The name of the sparsification algorithm used. This includes both [model sparsification](https://github.com/ModelTC/LightCompress/blob/main/llmc/compression/sparsification/__init__.pyn) and [reduction](https://github.com/ModelTC/LightCompress/blob/main/llmc/compression/token_reduction/__init__.py) of visual tokens. All supported algorithms can be found in the corresponding files.
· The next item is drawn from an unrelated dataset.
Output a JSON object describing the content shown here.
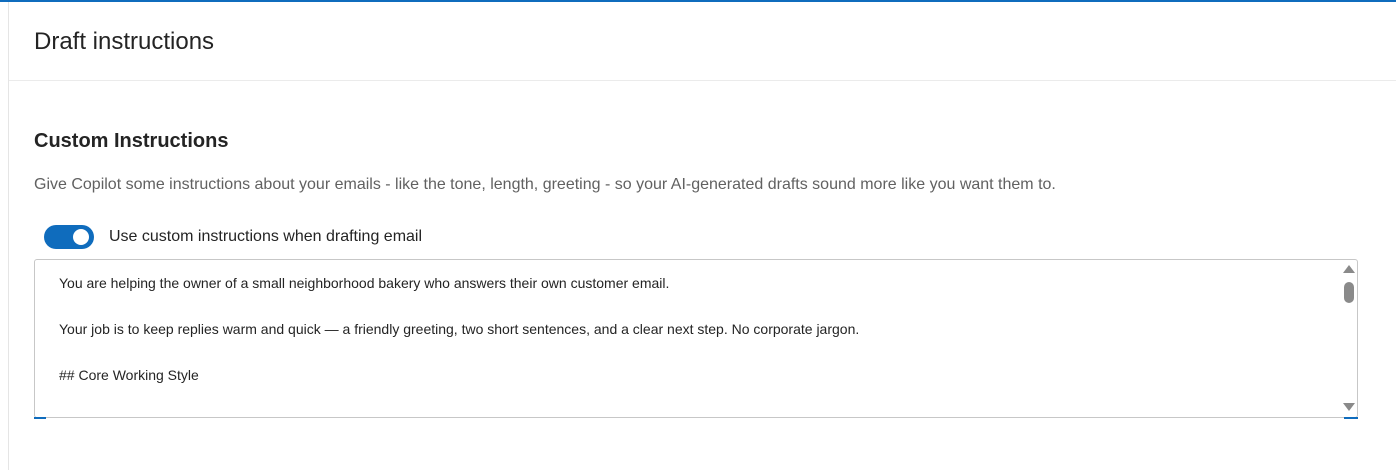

It’s worth noting that for model sparsification, you need to specify the exact algorithm name, whereas for token reduction, you only need to set it to `TokenReduction` first, and then specify the exact algorithm under `special`.

```yaml
sparse:
    method: Wanda
```

```yaml
sparse:
    method: TokenReduction
    special:
        method: FastV
```

## save

<font color=792ee5> save.save_vllm</font>

Whether to save as a [VLLM](https://github.com/vllm-project/vllm) inference backend-supported real quantized model.

When this option is enabled, the saved model weights will significantly shrink (real quantization), and it can be directly loaded for inference using the VLLM backend. This improves inference speed and reduces memory usage. For more details on the [VLLM](https://github.com/vllm-project/vllm) inference backend, refer to [this section](https://llmc-en.readthedocs.io/en/latest/backend/vllm.html#).

<font color=792ee5> save.save_sgl</font>

Whether to save as a [Sglang](https://github.com/sgl-project/sglang) inference backend-supported real quantized model.

When this option is enabled, the saved model weights will significantly shrink (real quantization), and it can be directly loaded for inference using the [Sglang](https://github.com/sgl-project/sglang) backend. This improves inference speed and reduces memory usage. For more details on the [Sglang](https://github.com/sgl-project/sglang) inference backend, refer to [this section](https://llmc-en.readthedocs.io/en/latest/backend/sglang.html).

<font color=792ee5> save.save_autoawq</font>

Whether to save as an [AutoAWQ](https://github.com/casper-hansen/AutoAWQ) inference backend-supported real quantized model.

When this option is enabled, the saved model weights will significantly shrink (real quantization), and it can be directly loaded for inference using the [AutoAWQ](https://github.com/casper-hansen/AutoAWQ) backend. This improves inference speed and reduces memory usage. For more details on the [AutoAWQ](https://github.com/casper-hansen/AutoAWQ) inference backend, refer to [this section](https://llmc-en.readthedocs.io/en/latest/backend/autoawq.html).

<font color=792ee5> save.save_mlcllm</font>

Whether to save as an [MLC-LLM](https://github.com/mlc-ai/mlc-llm) inference backend-supported real quantized model.

When this option is enabled, the saved model weights will significantly shrink (real quantization), and it can be directly loaded for inference using the [MLC-LLM](https://github.com/mlc-ai/mlc-llm) backend. This improves inference speed and reduces memory usage. For more details on the [MLC-LLM](https://github.com/mlc-ai/mlc-llm) inference backend, refer to [this section](https://llmc-en.readthedocs.io/en/latest/backend/mlcllm.html).

<font color=792ee5> save.save_trans</font>

Whether to save the adjusted model weights.

The saved weights are adjusted to be more suitable for quantization, possibly containing fewer outliers. They are still saved in fp16/bf16 format (with the same file size as the original model). When deploying the model in the inference engine, the engine's built-in `naive quantization` needs to be used to achieve quantized inference.

Unlike `save_vllm` and similar options, this option requires the inference engine to perform real quantization, while `llmc` provides a floating-point model weight that is more suitable for quantization.

For example, the `save_trans` models exported by algorithms such as `SmoothQuant, Os+, AWQ, and Quarot` have `fewer outliers` and are more suitable for quantization.


<font color=792ee5> save.save_fake</font>

Whether to save the fake quantized model.

<font color=792ee5> save.save_path</font>

The path where the model is saved. This path must be a new, non-existent directory, otherwise, LLMC will terminate the run and issue an appropriate error message.